NeoVim reengineered and rearchitected the plugin system, introducing a new MsgPack-based plugin API. While Vimscript will continue to be supported, the new API offers some exciting features and opens up brand new realms of possibilities. By creating a standard API in a well-established protocol. NeoVim makes it possible to easily interact with the editor remotely and even embed it inside other applications.

NeoVim's new API has opened new possibilities for plugin developers. Here are some plugins which are either exclusive to NeoVim or offer enhanced functionality when installed on NeoVim.

NyaoVim

NyaoVim is a web-enhanced frontend to NeoVim. It allows a mini web browser to be embedded into the editor, providing some unique features. Live previews of HTML and rendered Markdown can be displayed as vertical splits.

Deoplete

Deoplete stands for "dark powered neo-completion". While some of Vim's autocomplete plugins slow down or even hang its interface, NeoVim's API allows deoplete to provide fast, asynchronous keyword completion. Rather than attempting to "reinvent the wheel", it wraps and enhances legacy autocomplete plugins, allowing them to provide the same functionality, but with a greater amount of responsiveness.

NeoTerm

NeoTerm enhances NeoVim's built-in terminal. It allows users to monitor command statuses from the infobar, execute and monitor unit tests, easily copy code, and execute copied code inside an already running interpreter.

Neomake

Neomake provides syntax checking and build functionality to NeoVim. This runs asynchronously, working in the background to report build progress and issues as they are encountered.

Floobits

Floobits is a service which offers real-time, collaborative editing on native editors. It works across editors and even platforms. Although they used to support a Vim plugin, but have since dropped Vim in favor for NeoVim.

nvim-ipy

nvim-ipy integrates iPython and Jupyter notebooks into NeoVim.
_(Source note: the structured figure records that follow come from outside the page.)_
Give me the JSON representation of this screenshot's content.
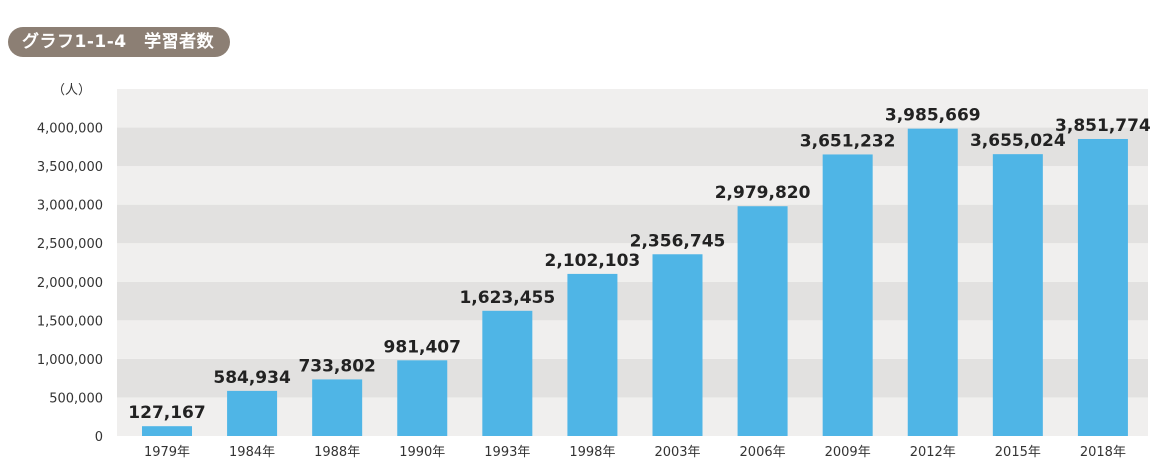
{
  "figure_label": "グラフ1-1-4　学習者数",
  "chart_data": {
    "type": "bar",
    "title": "グラフ1-1-4　学習者数",
    "ylabel": "（人）",
    "xlabel": "",
    "categories": [
      "1979年",
      "1984年",
      "1988年",
      "1990年",
      "1993年",
      "1998年",
      "2003年",
      "2006年",
      "2009年",
      "2012年",
      "2015年",
      "2018年"
    ],
    "values": [
      127167,
      584934,
      733802,
      981407,
      1623455,
      2102103,
      2356745,
      2979820,
      3651232,
      3985669,
      3655024,
      3851774
    ],
    "value_labels": [
      "127,167",
      "584,934",
      "733,802",
      "981,407",
      "1,623,455",
      "2,102,103",
      "2,356,745",
      "2,979,820",
      "3,651,232",
      "3,985,669",
      "3,655,024",
      "3,851,774"
    ],
    "y_ticks": [
      0,
      500000,
      1000000,
      1500000,
      2000000,
      2500000,
      3000000,
      3500000,
      4000000
    ],
    "y_tick_labels": [
      "0",
      "500,000",
      "1,000,000",
      "1,500,000",
      "2,000,000",
      "2,500,000",
      "3,000,000",
      "3,500,000",
      "4,000,000"
    ],
    "ylim": [
      0,
      4500000
    ],
    "grid": "alternating horizontal bands",
    "legend": "none",
    "colors": {
      "bar": "#4fb5e6",
      "band_light": "#f0efee",
      "band_dark": "#e2e1e0",
      "title_pill": "#8c7f74"
    }
  }
}
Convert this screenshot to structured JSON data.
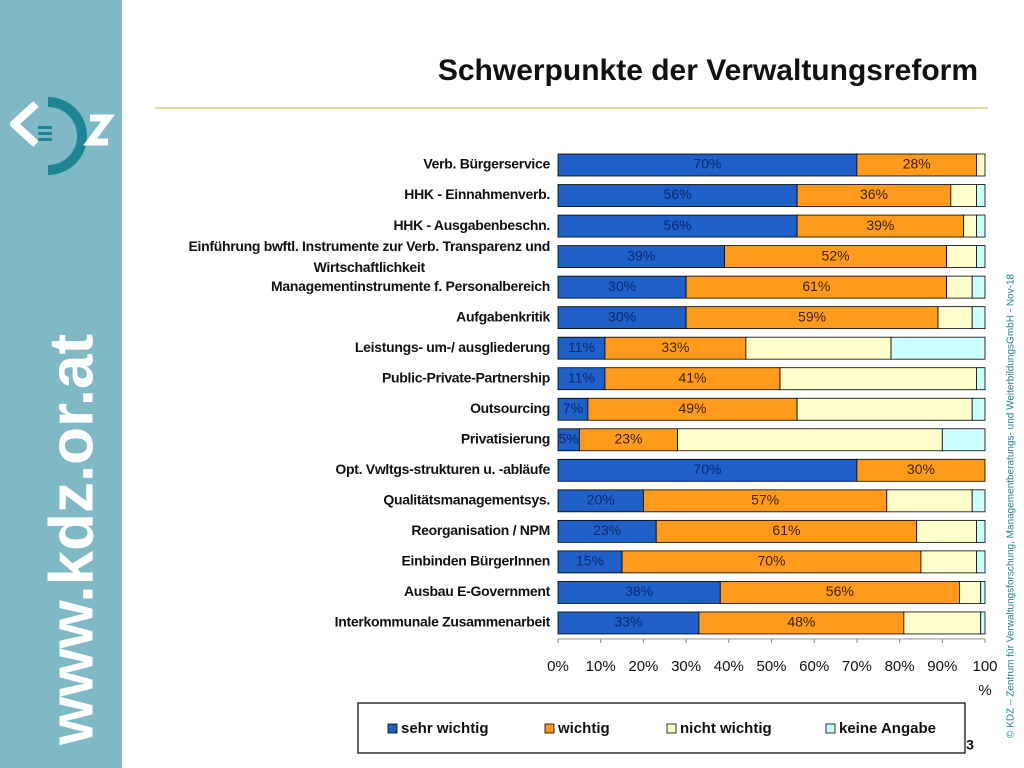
{
  "slide": {
    "title": "Schwerpunkte der Verwaltungsreform",
    "sidebar_url": "www.kdz.or.at",
    "copyright": "© KDZ – Zentrum für Verwaltungsforschung, Managementberatungs- und WeiterbildungsGmbH - Nov-18",
    "page_number": "3"
  },
  "chart_data": {
    "type": "stacked_barh",
    "categories": [
      "Verb. Bürgerservice",
      "HHK - Einnahmenverb.",
      "HHK - Ausgabenbeschn.",
      "Einführung bwftl. Instrumente zur Verb. Transparenz und Wirtschaftlichkeit",
      "Managementinstrumente f. Personalbereich",
      "Aufgabenkritik",
      "Leistungs- um-/ ausgliederung",
      "Public-Private-Partnership",
      "Outsourcing",
      "Privatisierung",
      "Opt. Vwltgs-strukturen u. -abläufe",
      "Qualitätsmanagementsys.",
      "Reorganisation / NPM",
      "Einbinden BürgerInnen",
      "Ausbau E-Government",
      "Interkommunale Zusammenarbeit"
    ],
    "series": [
      {
        "name": "sehr wichtig",
        "color": "#1f5fc8",
        "values": [
          70,
          56,
          56,
          39,
          30,
          30,
          11,
          11,
          7,
          5,
          70,
          20,
          23,
          15,
          38,
          33
        ],
        "value_labels": [
          "70%",
          "56%",
          "56%",
          "39%",
          "30%",
          "30%",
          "11%",
          "11%",
          "7%",
          "5%",
          "70%",
          "20%",
          "23%",
          "15%",
          "38%",
          "33%"
        ]
      },
      {
        "name": "wichtig",
        "color": "#ff9a1a",
        "values": [
          28,
          36,
          39,
          52,
          61,
          59,
          33,
          41,
          49,
          23,
          30,
          57,
          61,
          70,
          56,
          48
        ],
        "value_labels": [
          "28%",
          "36%",
          "39%",
          "52%",
          "61%",
          "59%",
          "33%",
          "41%",
          "49%",
          "23%",
          "30%",
          "57%",
          "61%",
          "70%",
          "56%",
          "48%"
        ]
      },
      {
        "name": "nicht wichtig",
        "color": "#ffffcc",
        "values": [
          2,
          6,
          3,
          7,
          6,
          8,
          34,
          46,
          41,
          62,
          0,
          20,
          14,
          13,
          5,
          18
        ]
      },
      {
        "name": "keine Angabe",
        "color": "#ccffff",
        "values": [
          0,
          2,
          2,
          2,
          3,
          3,
          22,
          2,
          3,
          10,
          0,
          3,
          2,
          2,
          1,
          1
        ]
      }
    ],
    "xlim": [
      0,
      100
    ],
    "xticks": [
      {
        "value": 0,
        "label": "0%"
      },
      {
        "value": 10,
        "label": "10%"
      },
      {
        "value": 20,
        "label": "20%"
      },
      {
        "value": 30,
        "label": "30%"
      },
      {
        "value": 40,
        "label": "40%"
      },
      {
        "value": 50,
        "label": "50%"
      },
      {
        "value": 60,
        "label": "60%"
      },
      {
        "value": 70,
        "label": "70%"
      },
      {
        "value": 80,
        "label": "80%"
      },
      {
        "value": 90,
        "label": "90%"
      },
      {
        "value": 100,
        "label": "100 %"
      }
    ],
    "legend": "bottom"
  }
}
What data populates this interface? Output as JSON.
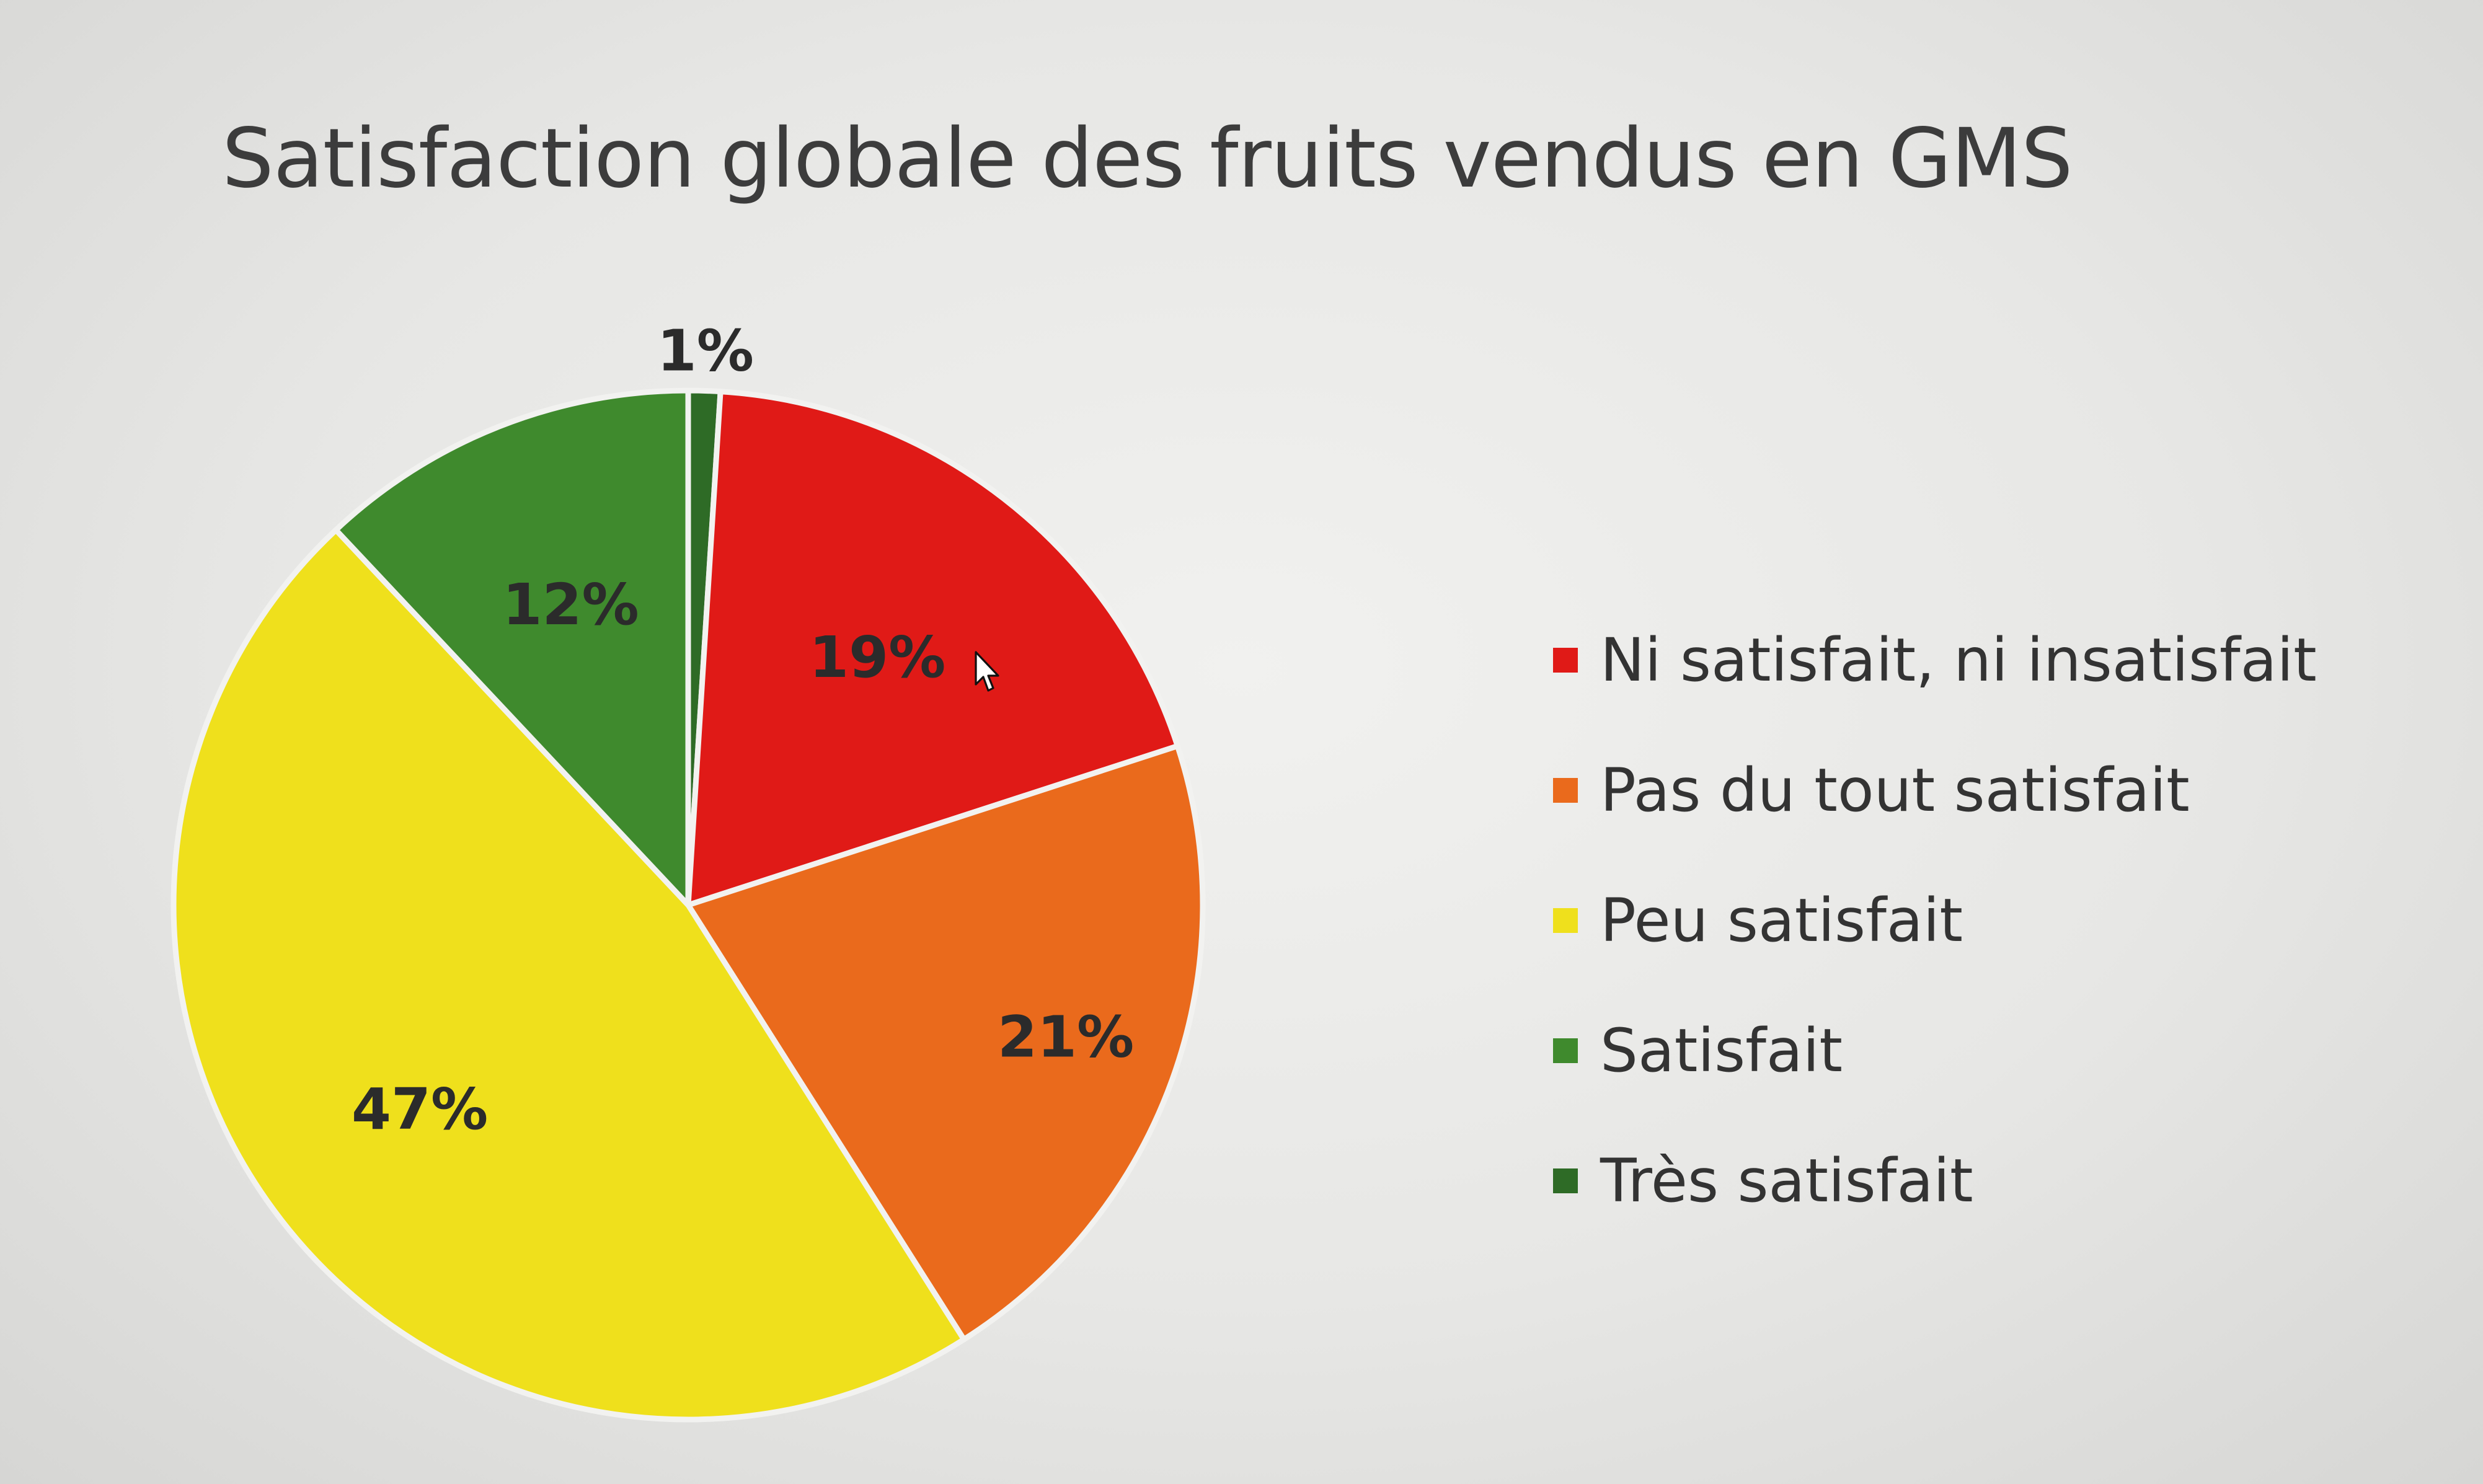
{
  "chart_data": {
    "type": "pie",
    "title": "Satisfaction globale des fruits vendus en GMS",
    "start": "top (12 o'clock), clockwise",
    "slices": [
      {
        "name": "Très satisfait",
        "value": 1,
        "label": "1%",
        "color": "#2e6b26"
      },
      {
        "name": "Ni satisfait, ni insatisfait",
        "value": 19,
        "label": "19%",
        "color": "#e01a17"
      },
      {
        "name": "Pas du tout satisfait",
        "value": 21,
        "label": "21%",
        "color": "#ea6a1c"
      },
      {
        "name": "Peu satisfait",
        "value": 47,
        "label": "47%",
        "color": "#efe01c"
      },
      {
        "name": "Satisfait",
        "value": 12,
        "label": "12%",
        "color": "#3f8a2d"
      }
    ],
    "legend": {
      "position": "right",
      "items": [
        {
          "label": "Ni satisfait, ni insatisfait",
          "color": "#e01a17"
        },
        {
          "label": "Pas du tout satisfait",
          "color": "#ea6a1c"
        },
        {
          "label": "Peu satisfait",
          "color": "#efe01c"
        },
        {
          "label": "Satisfait",
          "color": "#3f8a2d"
        },
        {
          "label": "Très satisfait",
          "color": "#2e6b26"
        }
      ]
    }
  },
  "icons": {
    "cursor": "mouse-pointer-icon"
  }
}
Similar plugins exist for Vim, but nvim-ipy has the ability to asynchronously execute long-running commands. In addition, the resulting output is collected in the background and reported in the editor.

neovim-intellij-complete

neovim-intellij-complete brings IntelliJ's completion into NeoVim.

nvimux

nvimux provides a set of keybindings which leverage's NeoVim terminal to mimic tmux.

nvimfs

nvimfs is a FUSE file system which exposes the NeoVim API. This allows users to interact with NeoVim remotely, executing commands and retrieving the results using standard redirects and reads to/from special files within the nvimfs.

Conclusion

Although NeoVim began as a fork of Vim, it has quickly become the next evolutionary step of Vim. Its terminal, and especially the MsgPack-powered asynchronous API, has already opened new possibilities not previously achievable on Vim.